I have noticed, and have always asked about, how it is possible that Jeff Gerstmann could find so much time to do all he does. The videos, the reviews, the music, maintaining his Gamerscore, the Gamerscore Points Report videos, etc. Then it started slowing down. Where before it seemed like Jeff was reviewing all of the top games himself, other reviewers like VanOrd started popping up more regularly. What did this mean? Was he tired? Was he involved in other projects? Was he lacking motivation?
It was inevitable that at some point Jeff was going to move on. It is the nature of the business. You can't sit stagnant in the same, high pressure, high stress position for too long without feeling like a failure. As Editor-in-Chief the only place he could be promoted to was a suit position at CNet. No fun at all. I think it just came as a surprise to everyone that it wasn't his choice. That and that it was possibly as a result of pressure from a third party over his mediocre review of Kane & Lynch.
The quality of the video review, while still pretty professional, had a tense and hurried look about it. One could imagine that this video was done as a last hurrah, a big F-U to the bigwigs. Watch it and listen to his voice. The audio seems like it wasn't coming through especially well almost like he produced it in a very rushed manner. Its highly possible that this firing was a long time coming. We may never truly know the whole story. If Jeff was tired of the job, why would he admit it? If Eidos pressured GameSpot to fire him for posting the video review, why would they admit it? If GameSpot caved under said pressure, why would they admit it?

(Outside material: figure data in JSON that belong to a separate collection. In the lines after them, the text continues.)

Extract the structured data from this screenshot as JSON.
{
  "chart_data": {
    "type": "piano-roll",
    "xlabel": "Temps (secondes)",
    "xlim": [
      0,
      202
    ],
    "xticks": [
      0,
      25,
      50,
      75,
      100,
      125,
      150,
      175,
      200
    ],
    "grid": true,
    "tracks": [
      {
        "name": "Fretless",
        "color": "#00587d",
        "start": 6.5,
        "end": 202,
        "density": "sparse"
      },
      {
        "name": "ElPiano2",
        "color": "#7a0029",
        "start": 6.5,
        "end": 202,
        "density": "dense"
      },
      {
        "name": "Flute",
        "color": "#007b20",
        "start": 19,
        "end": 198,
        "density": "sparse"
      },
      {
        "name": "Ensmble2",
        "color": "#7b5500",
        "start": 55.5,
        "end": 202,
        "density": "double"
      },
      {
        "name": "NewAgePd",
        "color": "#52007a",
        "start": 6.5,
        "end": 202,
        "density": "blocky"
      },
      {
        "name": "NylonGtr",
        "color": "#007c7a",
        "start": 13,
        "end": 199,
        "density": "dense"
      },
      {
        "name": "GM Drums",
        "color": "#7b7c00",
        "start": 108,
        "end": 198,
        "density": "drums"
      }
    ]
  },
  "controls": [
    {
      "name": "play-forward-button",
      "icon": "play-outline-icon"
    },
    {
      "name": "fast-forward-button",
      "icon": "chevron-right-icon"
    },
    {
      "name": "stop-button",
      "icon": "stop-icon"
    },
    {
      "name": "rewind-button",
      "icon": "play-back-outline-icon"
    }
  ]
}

I first heard the news from Kotaku, NeoGaf made it believable, but to me, the off-schedule Penny-Arcade comicmade it official. Then the horrible, horrible results at the Eidos forums inspired me to write this blog.
Jeff will be ok. He is one of the most well known names in the industry and will have no problem finding a job in the same industry if he is interested. He has a legion of fans that would LOVE to have him working with the 1up group, myself included. 1up seems to allow its writers much more freedom. Something that I can fully picture Jeff doing. He has always seemed to me like he was bottling a lot of that energy and censoring himself. Without Luke Smith they could use a great persona like Jeff.
Or Jeff could start something new, something independent. He has the know-how, the credibility and the following. How many of his co-workers would follow I wonder?
Way to go Jeff! Go out with a bang! You will be missed and if you continue to do what you do so well, I will watch very closely.
"..how can you kill a man without a heart?"
Oh and people, don't punish GameSpot for the acts of CNet. Think about what you are doing. Assuming your petitions and cancellations do any monitary damage to GameSpot, you are just going to cost the hard working employees more jobs.